The survey of over 270 market participants highlights data quality as the dominant source of operational risk, with up to 67 per cent of servicing errors attributed to poor or inconsistent data. Legacy technology and multiple disparate platforms continue to hinder automation efforts, even as processing complexity rises across income, voluntary corporate actions, proxy, tax and class actions.
Nearly 60 per cent of servicing resources are consumed by income and voluntary corporate actions, placing significant stress on operations. At the same time, more than 60 per cent of brokers reported declining automation levels, exacerbating error rates and cost pressures.

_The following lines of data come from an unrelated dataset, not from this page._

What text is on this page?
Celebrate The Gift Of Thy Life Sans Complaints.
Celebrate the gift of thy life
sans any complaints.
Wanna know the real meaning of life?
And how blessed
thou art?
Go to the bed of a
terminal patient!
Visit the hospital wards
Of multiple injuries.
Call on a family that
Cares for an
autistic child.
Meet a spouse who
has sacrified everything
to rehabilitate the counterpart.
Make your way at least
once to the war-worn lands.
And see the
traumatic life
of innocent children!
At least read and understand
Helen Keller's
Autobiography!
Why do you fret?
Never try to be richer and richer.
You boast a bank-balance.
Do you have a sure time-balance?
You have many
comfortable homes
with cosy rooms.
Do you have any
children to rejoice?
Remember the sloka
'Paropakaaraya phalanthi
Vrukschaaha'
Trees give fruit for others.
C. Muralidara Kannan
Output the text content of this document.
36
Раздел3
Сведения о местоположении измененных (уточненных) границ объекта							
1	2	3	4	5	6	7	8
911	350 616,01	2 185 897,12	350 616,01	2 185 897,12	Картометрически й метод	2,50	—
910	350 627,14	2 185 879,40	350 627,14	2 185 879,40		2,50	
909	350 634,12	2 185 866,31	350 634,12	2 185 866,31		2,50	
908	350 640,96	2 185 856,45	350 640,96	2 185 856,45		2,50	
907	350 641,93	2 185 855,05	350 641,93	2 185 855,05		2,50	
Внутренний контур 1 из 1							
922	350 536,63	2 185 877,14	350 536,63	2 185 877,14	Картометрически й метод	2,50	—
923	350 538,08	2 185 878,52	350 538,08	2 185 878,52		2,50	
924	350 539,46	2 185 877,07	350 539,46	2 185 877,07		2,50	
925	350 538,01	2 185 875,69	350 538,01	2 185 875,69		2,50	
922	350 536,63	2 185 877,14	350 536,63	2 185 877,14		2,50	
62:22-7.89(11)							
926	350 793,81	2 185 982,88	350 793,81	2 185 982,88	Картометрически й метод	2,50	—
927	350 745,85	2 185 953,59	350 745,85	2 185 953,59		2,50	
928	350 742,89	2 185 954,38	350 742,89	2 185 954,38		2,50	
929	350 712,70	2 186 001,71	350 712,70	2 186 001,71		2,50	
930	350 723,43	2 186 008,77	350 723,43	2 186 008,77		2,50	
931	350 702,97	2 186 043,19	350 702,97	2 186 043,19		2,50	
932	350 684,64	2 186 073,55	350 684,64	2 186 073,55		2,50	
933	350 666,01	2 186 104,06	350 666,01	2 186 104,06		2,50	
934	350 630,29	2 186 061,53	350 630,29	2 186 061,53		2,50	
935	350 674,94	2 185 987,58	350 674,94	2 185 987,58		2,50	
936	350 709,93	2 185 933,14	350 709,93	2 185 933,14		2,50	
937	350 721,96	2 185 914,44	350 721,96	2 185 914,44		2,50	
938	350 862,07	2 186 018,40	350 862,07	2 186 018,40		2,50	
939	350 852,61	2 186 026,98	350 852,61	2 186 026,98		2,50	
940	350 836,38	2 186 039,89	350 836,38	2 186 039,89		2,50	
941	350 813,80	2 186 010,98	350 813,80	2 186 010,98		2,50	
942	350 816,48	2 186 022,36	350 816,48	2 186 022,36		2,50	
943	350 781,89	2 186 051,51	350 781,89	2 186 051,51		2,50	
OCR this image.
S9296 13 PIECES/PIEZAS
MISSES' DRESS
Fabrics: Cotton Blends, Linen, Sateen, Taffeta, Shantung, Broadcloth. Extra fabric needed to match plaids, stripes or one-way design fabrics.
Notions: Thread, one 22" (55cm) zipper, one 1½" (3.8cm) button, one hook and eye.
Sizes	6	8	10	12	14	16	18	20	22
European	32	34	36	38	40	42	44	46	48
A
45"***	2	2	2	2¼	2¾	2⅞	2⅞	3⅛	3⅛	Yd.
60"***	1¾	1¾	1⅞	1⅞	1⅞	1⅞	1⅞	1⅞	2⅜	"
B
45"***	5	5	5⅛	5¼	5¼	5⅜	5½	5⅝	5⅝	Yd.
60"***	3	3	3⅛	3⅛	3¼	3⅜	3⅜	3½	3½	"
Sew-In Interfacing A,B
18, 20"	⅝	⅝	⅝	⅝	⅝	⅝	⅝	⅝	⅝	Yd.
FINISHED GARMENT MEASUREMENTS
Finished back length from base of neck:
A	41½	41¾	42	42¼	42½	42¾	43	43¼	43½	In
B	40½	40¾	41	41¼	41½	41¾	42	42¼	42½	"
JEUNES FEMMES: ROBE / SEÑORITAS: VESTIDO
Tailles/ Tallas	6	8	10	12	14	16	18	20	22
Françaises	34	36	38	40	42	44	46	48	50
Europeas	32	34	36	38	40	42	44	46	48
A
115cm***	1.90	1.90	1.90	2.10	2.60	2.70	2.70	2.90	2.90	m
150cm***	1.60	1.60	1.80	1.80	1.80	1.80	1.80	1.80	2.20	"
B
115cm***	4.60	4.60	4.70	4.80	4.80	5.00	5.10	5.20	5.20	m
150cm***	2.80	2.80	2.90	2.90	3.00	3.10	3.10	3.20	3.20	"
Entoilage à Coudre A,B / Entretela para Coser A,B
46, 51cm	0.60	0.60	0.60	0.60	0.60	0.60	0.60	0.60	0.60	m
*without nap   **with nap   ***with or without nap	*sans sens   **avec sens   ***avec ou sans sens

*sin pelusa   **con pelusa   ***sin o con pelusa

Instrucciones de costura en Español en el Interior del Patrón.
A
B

Outsourcing and technology partial remedies
Firms are increasingly turning to outsourcing for functions such as tax reporting, event capture, tax reclaims, proxy voting and class actions where service providers report lower error rates and reduced costs relative to in-house processing.
The research also finds that 57 per cent of industry leaders view technology providers as critical enablers of consistent “golden source” data, a precursor to scalable automation. Investments in process redesign and upstream data capture are among the most-cited measures to improve efficiency.
Investment priorities shift
Client expectations remain the leading driver of investment in asset servicing improvements (38%), followed by error reduction (33%) and regulatory compliance (9%). While some firms expect to reduce costs over the next five years, most respondents prioritise technology spending aimed at enhancing operational effectiveness and profitability.